If there was going to be an afterwards at all.
Either way, given who Nanami was, he was the best method of getting Prison Realm close enough to Gojo; so Yuuta would give it to him, and tell him it was a gift, of sorts. Nanami didn’t even have to know what it really was, and Gojo wouldn’t suspect anything from his own soulmate.
The rest of them would confront Sukuna - and Gojo’s students, if it came to that - and keep them busy, once Yuuta activated Prison Realm inside his shrine. And if everything went well-
Gojo Satoru would be sealed.
It was a simple plan, and Yuki wished they could make a better one. Something more detailed and more elaborate, something that would actually guarantee them success.
But she wasn’t a master tactician against something like Gojo, and she couldn’t predict the future even if she tried. And a part of her was just- tired of continuing as they were.
Mai had taken her own life six months after their meeting with Gojo, without even leaving a note. None of them had seen it coming, not even her sister, and not knowing why she had done it had taken a terrible toll on Maki. The girl had become quieter and more withdrawn since, while being a lot more vicious with her own training.

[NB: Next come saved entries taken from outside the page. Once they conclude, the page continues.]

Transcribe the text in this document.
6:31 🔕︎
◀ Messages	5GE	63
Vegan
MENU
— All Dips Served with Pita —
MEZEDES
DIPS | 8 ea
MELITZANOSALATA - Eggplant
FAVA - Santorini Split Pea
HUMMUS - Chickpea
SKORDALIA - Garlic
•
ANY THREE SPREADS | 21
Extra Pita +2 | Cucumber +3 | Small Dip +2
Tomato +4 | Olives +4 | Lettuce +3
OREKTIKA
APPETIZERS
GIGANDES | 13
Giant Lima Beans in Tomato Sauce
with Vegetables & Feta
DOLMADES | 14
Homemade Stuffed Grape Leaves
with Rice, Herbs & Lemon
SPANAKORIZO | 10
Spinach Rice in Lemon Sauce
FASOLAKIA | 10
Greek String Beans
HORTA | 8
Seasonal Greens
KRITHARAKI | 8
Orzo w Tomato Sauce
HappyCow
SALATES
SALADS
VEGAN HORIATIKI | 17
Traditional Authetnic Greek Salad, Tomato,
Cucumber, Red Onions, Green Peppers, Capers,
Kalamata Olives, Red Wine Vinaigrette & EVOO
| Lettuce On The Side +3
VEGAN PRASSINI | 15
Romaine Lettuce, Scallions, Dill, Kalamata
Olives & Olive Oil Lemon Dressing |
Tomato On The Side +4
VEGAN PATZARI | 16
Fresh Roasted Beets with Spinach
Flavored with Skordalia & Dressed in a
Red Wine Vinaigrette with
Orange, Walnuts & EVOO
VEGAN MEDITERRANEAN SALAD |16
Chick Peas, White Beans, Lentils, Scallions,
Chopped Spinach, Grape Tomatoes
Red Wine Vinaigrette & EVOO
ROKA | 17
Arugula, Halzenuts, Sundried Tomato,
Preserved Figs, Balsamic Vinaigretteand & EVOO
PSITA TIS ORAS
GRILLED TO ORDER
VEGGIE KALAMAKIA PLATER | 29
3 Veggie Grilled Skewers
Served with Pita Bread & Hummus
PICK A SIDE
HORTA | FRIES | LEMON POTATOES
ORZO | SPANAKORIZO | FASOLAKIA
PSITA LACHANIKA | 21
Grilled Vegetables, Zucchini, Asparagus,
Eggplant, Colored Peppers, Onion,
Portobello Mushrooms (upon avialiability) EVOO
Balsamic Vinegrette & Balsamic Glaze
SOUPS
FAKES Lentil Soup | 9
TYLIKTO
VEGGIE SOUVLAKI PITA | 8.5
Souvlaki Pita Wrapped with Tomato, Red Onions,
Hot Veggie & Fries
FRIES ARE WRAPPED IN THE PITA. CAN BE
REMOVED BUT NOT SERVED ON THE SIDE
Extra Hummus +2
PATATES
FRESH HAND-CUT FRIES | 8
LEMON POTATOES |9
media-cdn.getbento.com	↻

There were more sorcerers in the other settlements that had died too, either for defying Gojo, or by ending it themselves like Mai had, and Yuki knew that the longer they lived like this, the less of them there would be left at the end of the road.
They couldn’t last like this for much longer. She couldn’t risk waiting for a guarantee, not if she didn’t want any more of them to die.
They had to do something, and even if this plan failed, at least-
At least-
At least-
“What’s happening?!”
“Nanami-san, stay away from the box!”
Yuki entered the main hall of Gojo’s shrine just in time to see Prison Realm gaping open as its one eye cast itself upon Gojo Satoru.
Nanami was an arm’s length away from him, staring at the curse object with horror, while Yuuta was trying to pull him away.
“So you’ve betrayed me after all,” Gojo said, watching the two of them, seemingly unaffected by his own entrapment. “I was hoping your love for Yuuji would have won out.”
Yuuta froze, looking over at Gojo and meeting his eyes.
“He won’t forgive you for this, you know,” Gojo said nonchalantly, just as the corners of Prison Realm tore themselves off from around its eye and long, fleshy limbs began to stab into Gojo’s upper body, effectively surrounding him and pinning him in place. “Neither of them will.”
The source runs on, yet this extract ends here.